This is a show-case of how to run a state-of-the-art image classifier from iOS devices.
Warning ahead, this is a show-case, and it is open-source. However, the ccv's Xcode project presented here will not be maintained. Using full ccv implementation: http://github.com/liuliu/ccv
Deep learning based image classifier normally has large memory footprint. ccv's default image classifier uses around 220MiB memory, which is reasonable on desktop, but a bit too much on mobile devices. A deep learning based image classifier also comes with large data files (so-called pre-trained model), ccv's pre-trained model is about 110MiB, Caffe's is about 200MiB, and OverFeat's is about 1GiB. Delivering a mobile utility app with 100MiB data file is quite unreasonable.
In Klaus, accuracy is scarified for smaller memory footprint as well as smaller data files. Specifically, on imageNet 2012, ccv's default image classifier has top-5 missing rate at 16.17% (meaning that given an image, for total 5 guesses, ccv's default image classifier has 83.83% chances to get it right). The mobile-friendly image classifier has top-5 missing rate at 18.22%. This is achieved with a 19.3MiB pre-trained model.
The first difference of this new mobile-friendly image classifier is its full connect layer size. ccv's default image classifier follows Matt's model, and thus, the full connect layer has 4096 neurons. The new mobile-friendly image classifier has only 2048 neurons for that layer. This change effectively cut memory footprint by half, and it is where the accuracy loss comes from. The pre-trained mobile friendly model can be downloaded from: http://static.libccv.org/image-net-2012-mobile.sqlite3.
ccv's default image classifier already compresses its parameters with half-precision float-point. We've done comparison previously and it showed no loss of accuracy by going from 32-bit to 16-bit. Since full connect layer resides most model parameters, I've done more experiments on what accuracy loss we are looking at when going more aggressive on quantization.
I've using this code snippet to generate quantization table for full connect layers with K-mean algorithm: https://gist.github.com/liuliu/9117a0011a682ab231d3.
After the quantization table generated, full connect layer's model parameters are exported to a PNG file with this code snippet: https://gist.github.com/liuliu/970d97db15f47c196454.
With this code snippet: https://gist.github.com/liuliu/9c737fa53a62d7165f2c, the quantized model parameters are loaded back for analysis.
It turns out that the loss of accuracy is not much.
8-bit: 41.15% (1), 18.18% (5) (for one guess, it has 58.85% chances to get it right, for 5 guesses, it has 81.82% changes to get it right)
4-bit: 41.38% (1), 18.28% (5)
2-bit: 45.22% (1), 20.62% (5)
To strike the balance between accuracy and size, a mixed model is chose: the first full connect layer will be quantized to 4-bit, the other full connect layers will be quantized to 8-bit, which gives 18.20% top-5 missing rate.
The quantization table later is stored at half-precision inside the sqlite3 model with this code snippet: https://gist.github.com/liuliu/1f3e2c1fceb5f1b47dc5.
The full connect layer parameters are stored separately into a series of PNG files, you can use this code snippet to load it back: https://gist.github.com/liuliu/10b7b067ace070ee7e33.
The beautiful part of using PNG file to store parameters is that all optimization techniques available to PNG is now available to us.

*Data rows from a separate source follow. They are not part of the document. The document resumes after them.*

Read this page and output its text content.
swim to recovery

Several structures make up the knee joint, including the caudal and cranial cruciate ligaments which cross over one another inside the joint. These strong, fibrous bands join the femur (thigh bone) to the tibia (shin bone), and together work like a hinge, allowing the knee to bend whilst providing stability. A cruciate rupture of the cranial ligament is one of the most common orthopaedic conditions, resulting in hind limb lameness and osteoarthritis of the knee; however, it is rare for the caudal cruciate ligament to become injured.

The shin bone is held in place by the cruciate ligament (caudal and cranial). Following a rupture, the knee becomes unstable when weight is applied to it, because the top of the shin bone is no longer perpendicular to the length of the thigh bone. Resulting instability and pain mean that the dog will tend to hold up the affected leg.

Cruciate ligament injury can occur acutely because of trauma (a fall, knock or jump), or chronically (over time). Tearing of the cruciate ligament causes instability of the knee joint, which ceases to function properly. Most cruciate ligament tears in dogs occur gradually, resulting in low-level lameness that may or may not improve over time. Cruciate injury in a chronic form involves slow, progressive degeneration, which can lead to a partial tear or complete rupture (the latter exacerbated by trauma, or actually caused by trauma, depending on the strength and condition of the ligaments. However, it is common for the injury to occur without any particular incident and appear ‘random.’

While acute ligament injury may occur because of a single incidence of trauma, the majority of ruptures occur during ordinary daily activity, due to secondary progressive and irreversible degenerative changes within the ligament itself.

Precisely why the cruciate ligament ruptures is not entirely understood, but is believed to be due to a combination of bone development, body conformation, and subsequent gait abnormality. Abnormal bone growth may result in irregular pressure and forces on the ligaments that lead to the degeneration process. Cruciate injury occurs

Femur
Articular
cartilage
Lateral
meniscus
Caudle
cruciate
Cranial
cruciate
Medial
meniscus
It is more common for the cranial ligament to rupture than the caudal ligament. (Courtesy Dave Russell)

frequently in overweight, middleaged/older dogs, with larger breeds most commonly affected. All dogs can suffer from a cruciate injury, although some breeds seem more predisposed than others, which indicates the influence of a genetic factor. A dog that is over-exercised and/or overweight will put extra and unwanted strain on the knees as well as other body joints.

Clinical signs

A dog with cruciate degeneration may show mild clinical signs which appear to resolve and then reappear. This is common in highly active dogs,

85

The generated PNG file can be further reduced with pngcrush -brute. In fact, 10% data file size reduced with pngcrush.
ccv's newer CPU implementation also uses NEON instruction set to speed up convolutional layer computation, thus, the forward pass can be completed around 3 seconds on iPhone 5 (averaging 10 patches).
This is obviously a very early presentation about how to run deep learning based image classifier on mobile devices. A few explorations based on these early results may possible. For example, memory footprint with the mobile-friendly version is still around 100MiB, however, with quantization, the full connect layers could expect 4 times smaller memory footprint when implemented properly. The full connect layers may be further deepened but with fewer neurons each layer to get better accuracy and performance.
As always, Klaus is open-sourced under BSD 3-clause license, and the pretrained model is under Creative Commons Attribution 4.0 International License. Hope you will enjoy it.